When we first started traveling, I had an idea in my mind that community had to have a more regular in person feel to it. I spent more time missing my old communities and saying good-byes, than I did looking forward to what was next. There were indeed rough patches and mourning for what I felt was a loss in my life.
However, over time, I’ve come to appreciate the new type of communities that nomadism has brought to my life.
We have begun to establish communities of like minded people across the country. While they may not be people that we get to see often, it is nice to arrive to a city where we have new friends who are excited for our arrival and make the time and effort to include us in whatever is going on. It’s taken some effort on our part, by being active online in local forums (such as Yahoo Groups, Twitter, Facebook, etc.) and seeking out regional local based events to meet people. But it definitely has been worth it, and we intend to continue this trend. We have exchanged depth of one local community for breadth of lots of regional communities.
- Online communities have started to fill part of the void of a regular in person community. The friends we’ve made via commenting on blogs, twitter and more have gone a long way to allowing us to feel part of something.

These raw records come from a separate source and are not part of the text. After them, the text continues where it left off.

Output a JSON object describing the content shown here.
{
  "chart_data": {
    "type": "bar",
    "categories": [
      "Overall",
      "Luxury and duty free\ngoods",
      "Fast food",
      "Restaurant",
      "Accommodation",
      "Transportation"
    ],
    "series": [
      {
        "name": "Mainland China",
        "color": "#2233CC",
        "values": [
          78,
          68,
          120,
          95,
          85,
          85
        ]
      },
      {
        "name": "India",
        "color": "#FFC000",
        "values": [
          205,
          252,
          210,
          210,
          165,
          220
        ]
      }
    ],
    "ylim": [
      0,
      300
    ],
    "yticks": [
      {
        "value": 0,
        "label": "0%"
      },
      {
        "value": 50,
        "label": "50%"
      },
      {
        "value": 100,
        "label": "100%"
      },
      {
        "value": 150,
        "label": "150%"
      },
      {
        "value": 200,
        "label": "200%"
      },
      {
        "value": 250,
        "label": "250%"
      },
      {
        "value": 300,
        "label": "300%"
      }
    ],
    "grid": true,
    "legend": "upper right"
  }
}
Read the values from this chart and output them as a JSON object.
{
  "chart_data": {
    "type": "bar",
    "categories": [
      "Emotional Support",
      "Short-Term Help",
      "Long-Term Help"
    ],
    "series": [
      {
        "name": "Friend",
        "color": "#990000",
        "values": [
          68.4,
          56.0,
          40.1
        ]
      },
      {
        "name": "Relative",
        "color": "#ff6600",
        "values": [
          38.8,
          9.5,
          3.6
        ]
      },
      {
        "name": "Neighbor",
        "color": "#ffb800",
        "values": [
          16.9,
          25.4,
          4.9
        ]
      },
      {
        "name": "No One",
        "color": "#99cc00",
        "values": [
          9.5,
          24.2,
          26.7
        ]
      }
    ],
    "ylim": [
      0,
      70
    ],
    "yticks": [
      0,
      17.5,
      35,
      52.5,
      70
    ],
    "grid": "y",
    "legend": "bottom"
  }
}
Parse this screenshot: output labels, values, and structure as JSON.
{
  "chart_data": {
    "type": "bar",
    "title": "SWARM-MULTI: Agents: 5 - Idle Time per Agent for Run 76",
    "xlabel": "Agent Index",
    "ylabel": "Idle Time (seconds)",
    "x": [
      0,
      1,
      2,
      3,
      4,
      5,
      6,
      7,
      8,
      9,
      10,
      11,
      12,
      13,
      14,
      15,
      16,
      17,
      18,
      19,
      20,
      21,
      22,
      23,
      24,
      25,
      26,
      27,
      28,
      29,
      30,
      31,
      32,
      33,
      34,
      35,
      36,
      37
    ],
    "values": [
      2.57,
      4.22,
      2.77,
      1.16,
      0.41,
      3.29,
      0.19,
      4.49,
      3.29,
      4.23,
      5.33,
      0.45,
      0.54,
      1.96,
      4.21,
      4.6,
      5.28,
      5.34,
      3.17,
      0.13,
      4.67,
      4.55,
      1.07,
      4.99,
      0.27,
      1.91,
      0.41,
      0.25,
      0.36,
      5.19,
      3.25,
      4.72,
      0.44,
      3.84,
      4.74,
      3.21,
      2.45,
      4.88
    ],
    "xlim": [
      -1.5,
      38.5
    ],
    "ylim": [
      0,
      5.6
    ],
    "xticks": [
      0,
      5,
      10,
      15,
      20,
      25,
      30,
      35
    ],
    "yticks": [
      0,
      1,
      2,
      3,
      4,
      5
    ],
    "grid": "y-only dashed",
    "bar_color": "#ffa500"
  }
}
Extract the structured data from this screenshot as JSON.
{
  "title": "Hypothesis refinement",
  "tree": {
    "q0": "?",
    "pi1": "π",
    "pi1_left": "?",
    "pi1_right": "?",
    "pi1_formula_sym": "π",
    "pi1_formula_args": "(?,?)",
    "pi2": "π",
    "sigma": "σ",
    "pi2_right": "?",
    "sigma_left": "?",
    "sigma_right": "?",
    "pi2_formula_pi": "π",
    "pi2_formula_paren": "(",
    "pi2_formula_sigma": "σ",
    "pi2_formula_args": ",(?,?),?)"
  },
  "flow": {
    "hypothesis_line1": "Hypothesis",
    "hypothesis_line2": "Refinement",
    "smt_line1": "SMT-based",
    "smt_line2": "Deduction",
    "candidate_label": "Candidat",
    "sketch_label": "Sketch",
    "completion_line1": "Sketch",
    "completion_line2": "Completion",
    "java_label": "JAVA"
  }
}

We love having nomadic rendezvouses with a new set of peers who are also living similar lifestyles. Being in touch with so many other nomadic folks, and planning meetups as our paths cross allows us a unique opportunity to spend time with people who really get what our lives are about. For example, we recently where able to rendezvous with Cath & Andy Duncan in Colorado while they were visiting from the UK; and we have had several on-the-road rendevouses with our nomadic photographer friend Ben Willmore.
- There have also been communities springing up online where we can meet and interact with like minds, such as the Location Independent Clubhouse, Travel Blog Exchange and NuRVers. .
- Building nomadic community is also a big part of why we host Camp Nomadia – a theme camp at Burning Man for other nomadic spirits.
- Like me, many of the friends I knew in Florida have also moved on to other locations.
My nomadic lifestyle actually gives me a greater ability to stay connected via visits than I might otherwise had I stayed stationary. I’ve visited old friends who have moved on to California, Philadelphia, Indiana, Chicago, New Mexico and more. And I especially appreciate friends who let us know when they’re traveling somewhere and we’re able to rendezvous with them for some fun on the road.
Of course, none of this substitutes having a regular local community, but it sure does help to look at the bright side of things and appreciate the different kind of communities I have in my life now.
We have traded local depth for national (and international!) breadth, and once you adjust, it can be just as fulfilling – only in a very different way.